The DNR survey produced decent numbers of northern pike between 14 and 34 inches and pumpkinseed sunfish, although none were over 3 inches in length.


Light numbers of black crappies to 10 inches and smallmouth bass to 17 were also captured in the survey, along with one 27-inch walleye, which biologists speculate was released into the lake by an angler. 


“In the past anglers have expressed a desire to have walleye in Cedar Hedge Lake,” Hettinger wrote. “However, given the close proximity to Long Lake, which has a robust walleye fishery, and the presence of cisco in this lake, Cedar Hedge would not be a suitable candidate for walleye stockings.”

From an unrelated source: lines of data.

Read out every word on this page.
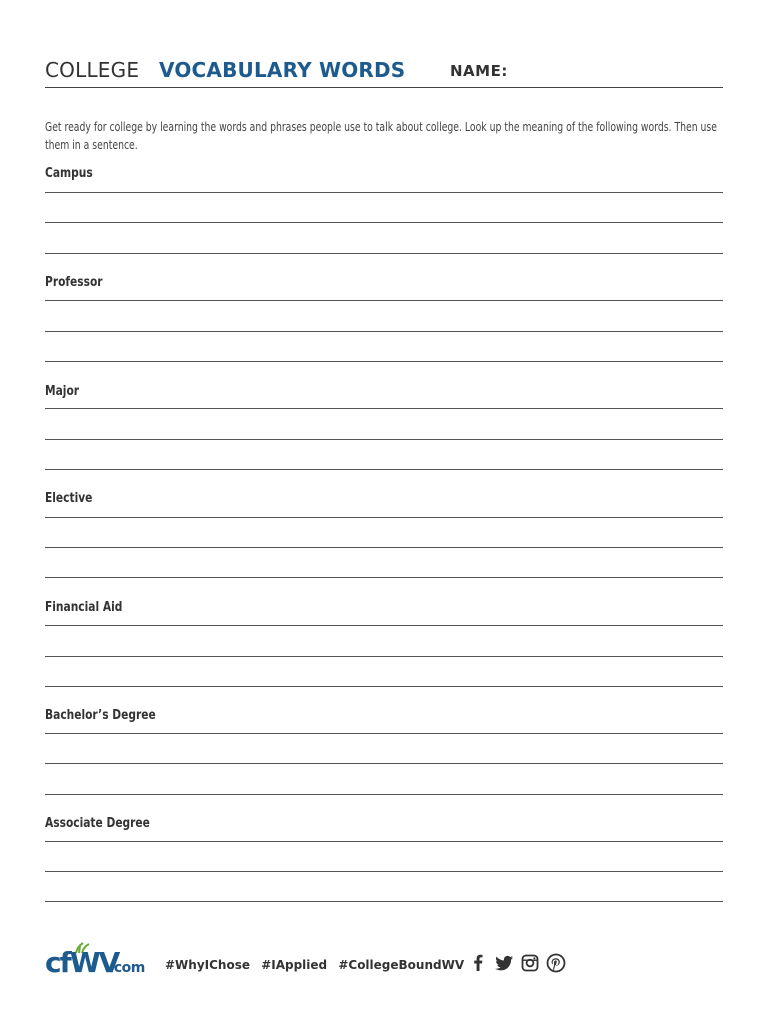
COLLEGE VOCABULARY WORDS	NAME:
Get ready for college by learning the words and phrases people use to talk about college. Look up the meaning of the following words. Then use them in a sentence.
Campus
Professor
Major
Elective
Financial Aid
Bachelor’s Degree
Associate Degree
cfWV
.com #WhyIChose #IApplied #CollegeBoundWV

Cisco are currently listed as a threatened species in Michigan.


Fish that were caught in the 2017 survey that had not been collected in prior surveys included Iowa darter, banded killifish, common shiner, brook silverside, bluntnose minnow, black crappie, green sunfish and longear sunfish.


Rose suggests that anglers targeting largemouth bass and northern pike work their way around the shoreline and the shore of the island while casting spinnerbaits and crankbaits.

Cedar Hedge

Nearest town………..Interlochen

Surface water…………….195 acres

Maximum depth………….66 feet

Water clarity……………………Clear


Fish species present:

 Black crappie, bluegill, bowfin, brown bullhead, cisco, green sunfish, largemouth bass, longnose gar, longear sunfish, northern pike, pumpkinseed sunfish, rock bass, white sucker, yellow bullhead, yellow perch.